Estão pipocando casos similares por todo o Brasil e, possivelmente também ocorrem em outros países. Mas, se somos – e não há como negar – bairristas para festejar nossas façanhas, temos de ser também para fiscalizar nosso próprio quintal, por isso, é bom questionar os casos já registrados aqui no Rio Grande do Sul. Bastou as doses chegarem para começar a surgir fotos em redes sociais de pessoas fora do grupo que teria direito ao primeiro lote. Explicações? Muitas. Bastante variadas, inclusive. Mas, mesmo que elas sejam 100% verdadeira – e eu não coloco minha mão no fogo por isso – ainda carecem de bom senso.

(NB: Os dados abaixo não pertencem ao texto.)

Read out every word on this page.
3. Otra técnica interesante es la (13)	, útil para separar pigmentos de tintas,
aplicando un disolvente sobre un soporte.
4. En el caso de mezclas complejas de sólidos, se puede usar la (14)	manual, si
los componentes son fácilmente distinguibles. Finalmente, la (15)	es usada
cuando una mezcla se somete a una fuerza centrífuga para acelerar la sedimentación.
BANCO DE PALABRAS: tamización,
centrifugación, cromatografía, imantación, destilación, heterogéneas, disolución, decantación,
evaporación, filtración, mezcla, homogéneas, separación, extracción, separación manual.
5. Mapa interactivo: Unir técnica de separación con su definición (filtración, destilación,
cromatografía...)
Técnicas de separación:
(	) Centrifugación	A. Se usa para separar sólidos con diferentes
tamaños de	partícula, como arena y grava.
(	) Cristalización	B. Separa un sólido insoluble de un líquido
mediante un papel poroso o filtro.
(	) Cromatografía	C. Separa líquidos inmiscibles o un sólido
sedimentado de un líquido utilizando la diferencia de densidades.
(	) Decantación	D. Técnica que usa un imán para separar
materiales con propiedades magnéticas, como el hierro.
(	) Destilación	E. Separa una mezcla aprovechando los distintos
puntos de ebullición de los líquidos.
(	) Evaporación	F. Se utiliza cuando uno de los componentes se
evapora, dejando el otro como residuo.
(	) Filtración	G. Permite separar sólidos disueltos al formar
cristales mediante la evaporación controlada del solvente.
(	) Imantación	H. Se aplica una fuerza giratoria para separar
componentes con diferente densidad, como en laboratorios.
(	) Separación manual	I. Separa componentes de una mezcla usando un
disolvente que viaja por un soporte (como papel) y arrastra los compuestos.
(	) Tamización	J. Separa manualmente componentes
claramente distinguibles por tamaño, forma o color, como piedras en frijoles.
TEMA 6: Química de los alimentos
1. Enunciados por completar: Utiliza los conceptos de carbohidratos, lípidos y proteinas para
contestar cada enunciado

No caso de Alvorada, por exemplo, onde funcionários da farmácia pública do município, foram imunizados sem atuar na chamada “linha de frente contra a Covid-19”, a explicação da Administração municipal foi de que já tinham vacinado os prioritários e, portanto, avançaram para outro grupo. Mas a população tem o direito de saber quais os critérios utilizados, não? Fato similar ocorreu em Piratini, zona sul do RS. Lá, funcionários de uma farmácia particular foram vacinados sobre a alegação de que aplicam testes de Covid-19. Só que isto não consta no Plano Nacional de Imunização. Já a prefeitura de São Leopoldo afastou funcionários de serviço administrativo que, sem ter direito algum, se imunizaram e não se preocuparam em fazer sigilo algum.

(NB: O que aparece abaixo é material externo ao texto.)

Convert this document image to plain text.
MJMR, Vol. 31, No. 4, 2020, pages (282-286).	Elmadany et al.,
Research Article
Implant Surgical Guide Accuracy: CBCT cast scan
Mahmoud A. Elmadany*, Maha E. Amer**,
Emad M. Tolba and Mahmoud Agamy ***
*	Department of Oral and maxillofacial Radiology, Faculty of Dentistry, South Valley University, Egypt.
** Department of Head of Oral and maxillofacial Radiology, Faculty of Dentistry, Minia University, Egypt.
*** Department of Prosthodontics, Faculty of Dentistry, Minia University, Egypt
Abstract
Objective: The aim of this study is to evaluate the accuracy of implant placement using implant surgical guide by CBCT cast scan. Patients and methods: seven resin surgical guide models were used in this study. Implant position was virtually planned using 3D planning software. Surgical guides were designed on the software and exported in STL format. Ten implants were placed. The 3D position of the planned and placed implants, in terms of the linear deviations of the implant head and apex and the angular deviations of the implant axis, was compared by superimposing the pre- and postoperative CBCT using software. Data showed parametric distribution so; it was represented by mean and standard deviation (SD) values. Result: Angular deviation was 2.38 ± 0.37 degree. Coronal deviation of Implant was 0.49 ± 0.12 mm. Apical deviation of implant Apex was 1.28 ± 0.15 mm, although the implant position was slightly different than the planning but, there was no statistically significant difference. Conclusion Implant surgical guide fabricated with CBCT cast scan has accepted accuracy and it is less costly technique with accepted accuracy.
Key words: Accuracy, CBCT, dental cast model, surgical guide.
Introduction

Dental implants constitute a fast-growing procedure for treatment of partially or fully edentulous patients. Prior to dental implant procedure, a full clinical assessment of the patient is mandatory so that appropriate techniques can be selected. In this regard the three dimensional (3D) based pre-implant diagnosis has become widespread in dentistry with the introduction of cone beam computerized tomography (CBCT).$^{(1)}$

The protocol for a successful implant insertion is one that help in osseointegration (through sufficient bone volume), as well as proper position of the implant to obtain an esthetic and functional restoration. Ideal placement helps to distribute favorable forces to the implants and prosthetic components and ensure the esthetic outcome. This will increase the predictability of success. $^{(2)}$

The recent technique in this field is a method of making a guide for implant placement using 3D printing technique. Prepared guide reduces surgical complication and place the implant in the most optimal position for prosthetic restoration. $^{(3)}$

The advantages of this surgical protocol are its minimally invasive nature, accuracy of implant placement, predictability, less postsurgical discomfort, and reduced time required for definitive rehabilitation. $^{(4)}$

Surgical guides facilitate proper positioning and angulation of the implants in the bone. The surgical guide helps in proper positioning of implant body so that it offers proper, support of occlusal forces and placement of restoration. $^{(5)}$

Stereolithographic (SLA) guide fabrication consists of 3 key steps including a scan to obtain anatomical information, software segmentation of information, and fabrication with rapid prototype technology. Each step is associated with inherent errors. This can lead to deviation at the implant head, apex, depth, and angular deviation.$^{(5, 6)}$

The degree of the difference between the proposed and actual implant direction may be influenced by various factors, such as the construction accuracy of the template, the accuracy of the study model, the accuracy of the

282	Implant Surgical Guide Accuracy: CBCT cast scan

Todos estes casos, felizmente nenhum sem justificatica convincente no Vale do Caí até o momento, revelam dois fatos preocupantes. Primeiro o descontrole do Estado frente a algo tão precioso quanto esta vacina. Se não conseguimos organizar / restringir à cada grupo prioritário o acesso a algo tão valioso e esperado, o que conseguiremos organizar neste País? É este caso ainda mais grave que no episódio do auxílio emergencial porque aqui não se trata de um golpe praticado por estelionatários que se faziam passar por quem, de direito, deveria receber a ajuda do governo. Aqui, o poder público está errando porque é detentor das doses e as aplica em quem não tem direito neste momento.
Mas, deixando esta questão um pouco de lado, o que me preocupa realmente é a falta de vergonha na cara de algumas pessoas. Quem deseja ser vacinado é alguém esclarecido. Não é um negacionista, nem ninguém enganado pelas fake news que desestimulam imunizações. Portanto, são pessoas que sabem a importância de cada dose aplicada. Sabem que os idosos e os profissionais em linha de frente estão muito mais vulneráveis.

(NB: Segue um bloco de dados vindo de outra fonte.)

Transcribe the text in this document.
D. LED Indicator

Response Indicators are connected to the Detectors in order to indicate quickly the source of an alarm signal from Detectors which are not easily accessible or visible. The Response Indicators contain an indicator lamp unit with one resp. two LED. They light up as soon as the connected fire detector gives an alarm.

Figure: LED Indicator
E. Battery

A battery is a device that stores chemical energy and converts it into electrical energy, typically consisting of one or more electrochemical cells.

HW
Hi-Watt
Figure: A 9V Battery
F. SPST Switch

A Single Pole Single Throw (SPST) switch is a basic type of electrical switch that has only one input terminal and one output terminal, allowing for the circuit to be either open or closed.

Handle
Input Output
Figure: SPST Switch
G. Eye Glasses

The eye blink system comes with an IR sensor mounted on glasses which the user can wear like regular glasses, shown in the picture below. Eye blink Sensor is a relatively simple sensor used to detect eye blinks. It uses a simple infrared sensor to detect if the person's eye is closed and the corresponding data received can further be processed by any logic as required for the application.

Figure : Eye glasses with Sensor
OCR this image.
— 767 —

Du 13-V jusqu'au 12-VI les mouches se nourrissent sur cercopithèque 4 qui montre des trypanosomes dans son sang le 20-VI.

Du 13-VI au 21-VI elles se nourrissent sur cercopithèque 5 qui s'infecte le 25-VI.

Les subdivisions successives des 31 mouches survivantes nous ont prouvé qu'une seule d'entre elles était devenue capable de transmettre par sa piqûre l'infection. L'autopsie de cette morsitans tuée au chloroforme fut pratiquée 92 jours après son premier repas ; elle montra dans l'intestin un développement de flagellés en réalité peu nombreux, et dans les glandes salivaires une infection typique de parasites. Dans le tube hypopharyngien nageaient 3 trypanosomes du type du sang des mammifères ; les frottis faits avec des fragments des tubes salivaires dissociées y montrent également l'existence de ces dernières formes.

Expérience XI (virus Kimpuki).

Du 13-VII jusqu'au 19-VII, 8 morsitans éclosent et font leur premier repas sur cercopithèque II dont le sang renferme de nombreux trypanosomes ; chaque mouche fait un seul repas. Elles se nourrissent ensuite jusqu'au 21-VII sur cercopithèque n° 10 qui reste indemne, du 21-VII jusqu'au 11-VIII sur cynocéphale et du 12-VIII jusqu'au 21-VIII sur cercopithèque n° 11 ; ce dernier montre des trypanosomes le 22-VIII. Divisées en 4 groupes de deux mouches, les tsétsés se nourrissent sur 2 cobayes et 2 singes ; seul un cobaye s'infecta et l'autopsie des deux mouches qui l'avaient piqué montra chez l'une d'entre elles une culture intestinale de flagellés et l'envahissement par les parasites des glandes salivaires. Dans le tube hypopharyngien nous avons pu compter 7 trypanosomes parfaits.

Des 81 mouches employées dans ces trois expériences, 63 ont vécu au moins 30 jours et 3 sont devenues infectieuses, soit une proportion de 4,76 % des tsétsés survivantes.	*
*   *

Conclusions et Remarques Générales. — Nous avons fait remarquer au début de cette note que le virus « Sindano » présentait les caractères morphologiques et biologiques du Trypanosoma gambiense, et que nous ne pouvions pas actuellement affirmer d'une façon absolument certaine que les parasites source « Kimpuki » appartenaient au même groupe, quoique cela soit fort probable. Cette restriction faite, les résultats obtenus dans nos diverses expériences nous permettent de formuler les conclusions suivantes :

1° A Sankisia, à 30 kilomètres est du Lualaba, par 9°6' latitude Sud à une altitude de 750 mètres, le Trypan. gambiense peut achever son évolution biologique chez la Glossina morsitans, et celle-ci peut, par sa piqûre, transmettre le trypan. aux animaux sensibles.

E, mesmo assim, preferem ignorar questões mínimas de cidadania para ter a alegria não de se proteger – porque isso todos os com bom senso querem – mas de estar entre os primeiros e poder se vangloriar nas redes sociais. Quantas pessoas que são grupo de risco e convivem há meses com o medo da Covid, como por exemplo os diabéticos, os com problemas respiratórios ou os transplantados, seguem aguardando na fila? Porque, simplesmente por seus “bons contatos” alguns devem ser privilegiados? É triste ver tanta falta de senso de comunidade nas pessoas. E mais triste ainda pensarmos que, ao contrário do que chegamos a pensar no início da pandemia, a sociedade não aprendeu tanto assim com este vírus.